Salah satu pelaku usaha di Pasar Citeureup yang enggan disebutkan namanya mengatakan bahwa pungutan tersebut seolah menjadi kewajiban tak tertulis bagi pedagang. Padahal, fasilitas tersebut seharusnya sudah menjadi bagian dari layanan yang difasilitasi oleh pengelola pasar.
“Kami dimintai biaya listrik dan sewa meja yang besarannya tidak jelas dan tidak ada kuitansi resminya pdahal pasar ini ranahnya Tohaga,” ujarnya.
Menurutnya, oknum-oknum yang melakukan praktik ini telah lama beroperasi dan diduga kuat telah diketahui oleh pihak Polsek Citeureup.

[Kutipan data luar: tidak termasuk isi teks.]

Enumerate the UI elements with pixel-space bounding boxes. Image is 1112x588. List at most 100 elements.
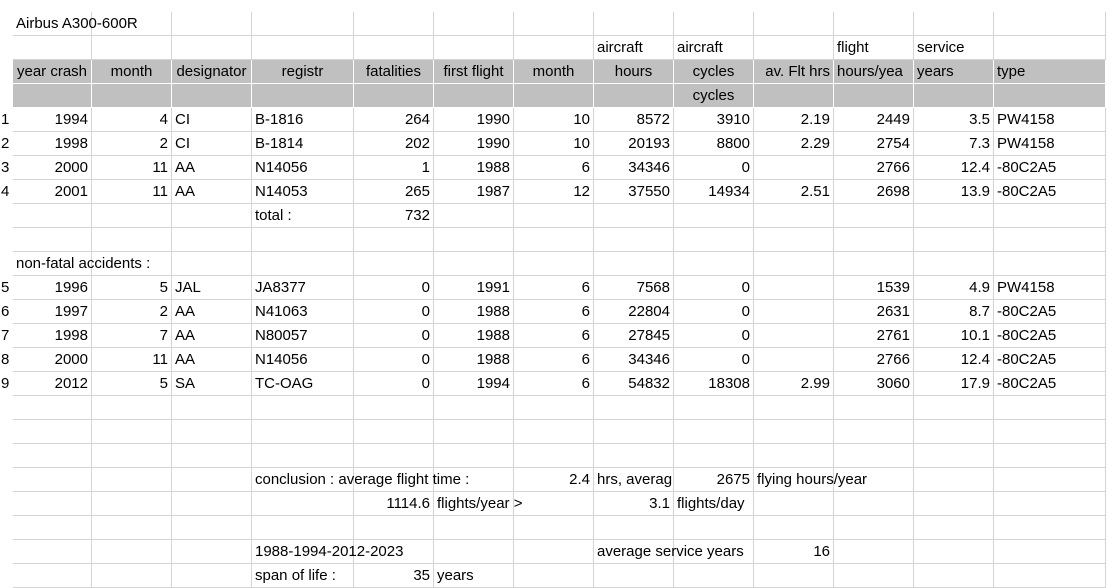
empty-cell[interactable]: [172, 204, 252, 228]
empty-cell[interactable]: [252, 444, 354, 468]
data-cell-fat[interactable]: 1: [354, 156, 434, 180]
empty-cell[interactable]: [92, 492, 172, 516]
empty-cell[interactable]: [994, 468, 1106, 492]
empty-cell[interactable]: [172, 252, 252, 276]
empty-cell[interactable]: [594, 396, 674, 420]
empty-cell[interactable]: [13, 492, 92, 516]
empty-cell[interactable]: [914, 540, 994, 564]
empty-cell[interactable]: [834, 444, 914, 468]
data-cell-type[interactable]: -80C2A5: [994, 300, 1106, 324]
data-cell-month[interactable]: 11: [92, 348, 172, 372]
average-service-label[interactable]: average service years: [594, 540, 744, 564]
data-cell-year[interactable]: 1998: [13, 132, 92, 156]
empty-cell[interactable]: [914, 204, 994, 228]
empty-cell[interactable]: [994, 12, 1106, 36]
empty-cell[interactable]: [434, 540, 514, 564]
avg-flight-time[interactable]: 2.4: [514, 468, 594, 492]
empty-cell[interactable]: [914, 12, 994, 36]
empty-cell[interactable]: [994, 516, 1106, 540]
data-cell-hours[interactable]: 20193: [594, 132, 674, 156]
data-cell-month[interactable]: 11: [92, 180, 172, 204]
header-cell[interactable]: [994, 84, 1106, 108]
data-cell-fat[interactable]: 0: [354, 300, 434, 324]
row-number[interactable]: 8: [1, 351, 10, 368]
empty-cell[interactable]: [172, 564, 252, 588]
span-label[interactable]: span of life :: [252, 564, 354, 588]
data-cell-desig[interactable]: JAL: [172, 276, 252, 300]
empty-cell[interactable]: [754, 564, 834, 588]
flying-hours-value[interactable]: 2675: [674, 468, 754, 492]
data-cell-year[interactable]: 2000: [13, 156, 92, 180]
data-cell-fat[interactable]: 265: [354, 180, 434, 204]
empty-cell[interactable]: [674, 228, 754, 252]
empty-cell[interactable]: [434, 204, 514, 228]
empty-cell[interactable]: [354, 396, 434, 420]
data-cell-type[interactable]: -80C2A5: [994, 372, 1106, 396]
data-cell-type[interactable]: -80C2A5: [994, 156, 1106, 180]
data-cell-hy[interactable]: 2754: [834, 132, 914, 156]
empty-cell[interactable]: [514, 564, 594, 588]
data-cell-avflt[interactable]: [754, 348, 834, 372]
average-service-value[interactable]: 16: [754, 540, 834, 564]
data-cell-hy[interactable]: 3060: [834, 372, 914, 396]
data-cell-years[interactable]: 4.9: [914, 276, 994, 300]
empty-cell[interactable]: [13, 228, 92, 252]
data-cell-ff[interactable]: 1988: [434, 324, 514, 348]
empty-cell[interactable]: [994, 420, 1106, 444]
data-cell-ff[interactable]: 1991: [434, 276, 514, 300]
flights-day-value[interactable]: 3.1: [594, 492, 674, 516]
data-cell-ff[interactable]: 1988: [434, 348, 514, 372]
flying-hours-label[interactable]: flying hours/year: [754, 468, 867, 492]
empty-cell[interactable]: [834, 564, 914, 588]
empty-cell[interactable]: [13, 396, 92, 420]
data-cell-ffm[interactable]: 10: [514, 108, 594, 132]
data-cell-reg[interactable]: B-1814: [252, 132, 354, 156]
empty-cell[interactable]: [92, 12, 172, 36]
empty-cell[interactable]: [914, 420, 994, 444]
empty-cell[interactable]: [92, 252, 172, 276]
header-top-flight[interactable]: flight: [834, 36, 914, 60]
empty-cell[interactable]: [514, 228, 594, 252]
empty-cell[interactable]: [754, 204, 834, 228]
data-cell-year[interactable]: 1997: [13, 300, 92, 324]
row-number[interactable]: 9: [1, 375, 10, 392]
empty-cell[interactable]: [92, 420, 172, 444]
empty-cell[interactable]: [994, 564, 1106, 588]
data-cell-hy[interactable]: 1539: [834, 276, 914, 300]
flights-year-value[interactable]: 1114.6: [354, 492, 434, 516]
empty-cell[interactable]: [172, 444, 252, 468]
data-cell-cycles[interactable]: 3910: [674, 108, 754, 132]
empty-cell[interactable]: [354, 468, 434, 492]
empty-cell[interactable]: [834, 492, 914, 516]
empty-cell[interactable]: [674, 564, 754, 588]
empty-cell[interactable]: [172, 492, 252, 516]
data-cell-ffm[interactable]: 6: [514, 156, 594, 180]
data-cell-month[interactable]: 2: [92, 300, 172, 324]
row-number[interactable]: 4: [1, 183, 10, 200]
data-cell-year[interactable]: 1994: [13, 108, 92, 132]
empty-cell[interactable]: [172, 228, 252, 252]
column-header[interactable]: fatalities: [354, 60, 434, 84]
span-value[interactable]: 35: [354, 564, 434, 588]
empty-cell[interactable]: [834, 468, 914, 492]
data-cell-cycles[interactable]: 0: [674, 348, 754, 372]
data-cell-hy[interactable]: 2766: [834, 348, 914, 372]
data-cell-avflt[interactable]: 2.19: [754, 108, 834, 132]
column-header[interactable]: hours: [594, 60, 674, 84]
data-cell-ffm[interactable]: 6: [514, 324, 594, 348]
data-cell-fat[interactable]: 0: [354, 276, 434, 300]
empty-cell[interactable]: [914, 564, 994, 588]
empty-cell[interactable]: [754, 228, 834, 252]
empty-cell[interactable]: [754, 444, 834, 468]
data-cell-month[interactable]: 2: [92, 132, 172, 156]
empty-cell[interactable]: [754, 516, 834, 540]
empty-cell[interactable]: [514, 444, 594, 468]
empty-cell[interactable]: [434, 468, 514, 492]
data-cell-ff[interactable]: 1994: [434, 372, 514, 396]
data-cell-month[interactable]: 11: [92, 156, 172, 180]
data-cell-type[interactable]: -80C2A5: [994, 180, 1106, 204]
data-cell-reg[interactable]: N41063: [252, 300, 354, 324]
empty-cell[interactable]: [172, 12, 252, 36]
empty-cell[interactable]: [754, 36, 834, 60]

Namun, hingga saat ini belum ada tindakan hukum yang dilakukan.
“Banyak yang tahu siapa orangnya, termasuk aparat, tapi sepertinya dibiarkan saja. Kami sebagai pedagang bingung harus lapor ke siapa lagi,” tambahnya dengan nada kecewa.
Para pedagang berharap agar pihak kepolisian dan pemerintah daerah tidak tutup mata terhadap dugaan pungli ini. Mereka meminta adanya tindakan tegas demi menciptakan iklim usaha yang adil dan bersih di lingkungan pasar tradisional.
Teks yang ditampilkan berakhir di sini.